For preschoolers entering kindergarten, the district is offering the KinderConnect programs. Incoming first graders are in the First Fundamentals program. Incoming first through sixth graders in the Title One program are strengthening their literacy and math skills through various activities. The STEM literacy camp welcomed incoming second, third and fourth graders this summer.

The students’ school year teachers recommended them for summer school. Sometimes, parents whose children don’t need any additional help enroll their children.

“Toward the end of the school year, we meet with our staff and then make recommendations,” said Don Sikora, elementary summer learning opportunities coordinator and Warren Woods Middle School principal. “The teachers are doing a phenomenal job serving the students as best they can.”

Sikora said there are 10 Title One classrooms, two KinderConnect classes and two First Fundamental classes. Outdoor recess is part of the day.

“They’re excited to be here,” Sikora said of the students. “They look forward to it.
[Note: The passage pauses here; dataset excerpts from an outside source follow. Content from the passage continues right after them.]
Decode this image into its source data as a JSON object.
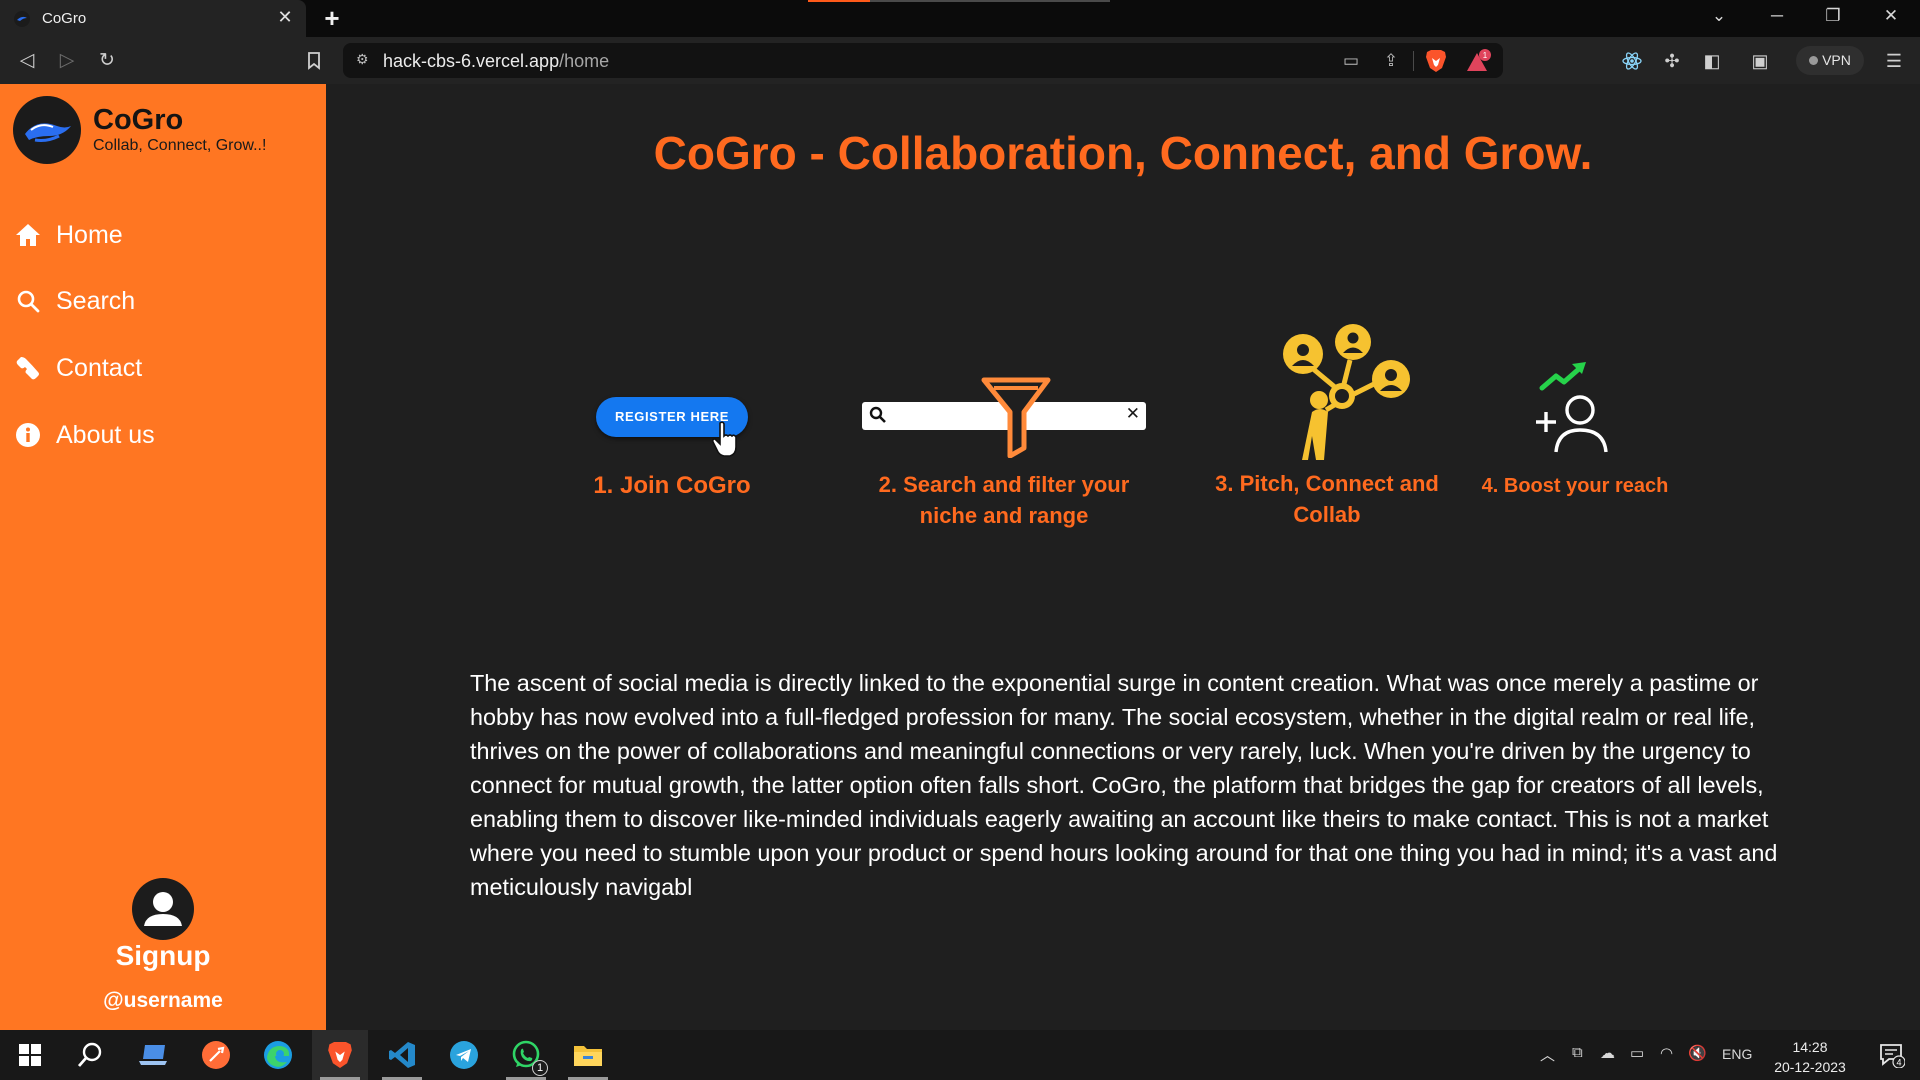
{
  "browser": {
    "tab_title": "CoGro",
    "url_host": "hack-cbs-6.vercel.app",
    "url_path": "/home",
    "vpn_label": "VPN",
    "rewards_count": "1"
  },
  "sidebar": {
    "brand_name": "CoGro",
    "brand_tagline": "Collab, Connect, Grow..!",
    "nav": [
      {
        "label": "Home",
        "icon": "home-icon"
      },
      {
        "label": "Search",
        "icon": "search-icon"
      },
      {
        "label": "Contact",
        "icon": "phone-icon"
      },
      {
        "label": "About us",
        "icon": "info-icon"
      }
    ],
    "signup_label": "Signup",
    "username": "@username"
  },
  "main": {
    "headline": "CoGro - Collaboration, Connect, and Grow.",
    "register_button": "REGISTER HERE",
    "steps": [
      "1. Join CoGro",
      "2. Search and filter your niche and range",
      "3. Pitch, Connect and Collab",
      "4. Boost your reach"
    ],
    "description": "The ascent of social media is directly linked to the exponential surge in content creation. What was once merely a pastime or hobby has now evolved into a full-fledged profession for many. The social ecosystem, whether in the digital realm or real life, thrives on the power of collaborations and meaningful connections or very rarely, luck. When you're driven by the urgency to connect for mutual growth, the latter option often falls short. CoGro, the platform that bridges the gap for creators of all levels, enabling them to discover like-minded individuals eagerly awaiting an account like theirs to make contact. This is not a market where you need to stumble upon your product or spend hours looking around for that one thing you had in mind; it's a vast and meticulously navigabl"
  },
  "taskbar": {
    "language": "ENG",
    "time": "14:28",
    "date": "20-12-2023",
    "notification_count": "4",
    "whatsapp_badge": "1"
  },
  "colors": {
    "accent": "#ff6a1f",
    "sidebar": "#ff7622",
    "background": "#1f1f1f",
    "register_blue": "#1478f0",
    "icon_gold": "#f6c230"
  }
}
You see the kids giving their teachers hugs. It’s not a full day, but it’s long enough to get some full instruction.”

Other elementary school classes are in session, as well. For instance, the English Language Learners students are receiving additional support this summer. In addition, a resource room teacher is on-site, there is a five-week summer program for cognitively impaired students, and speech therapy and occupational therapy are available.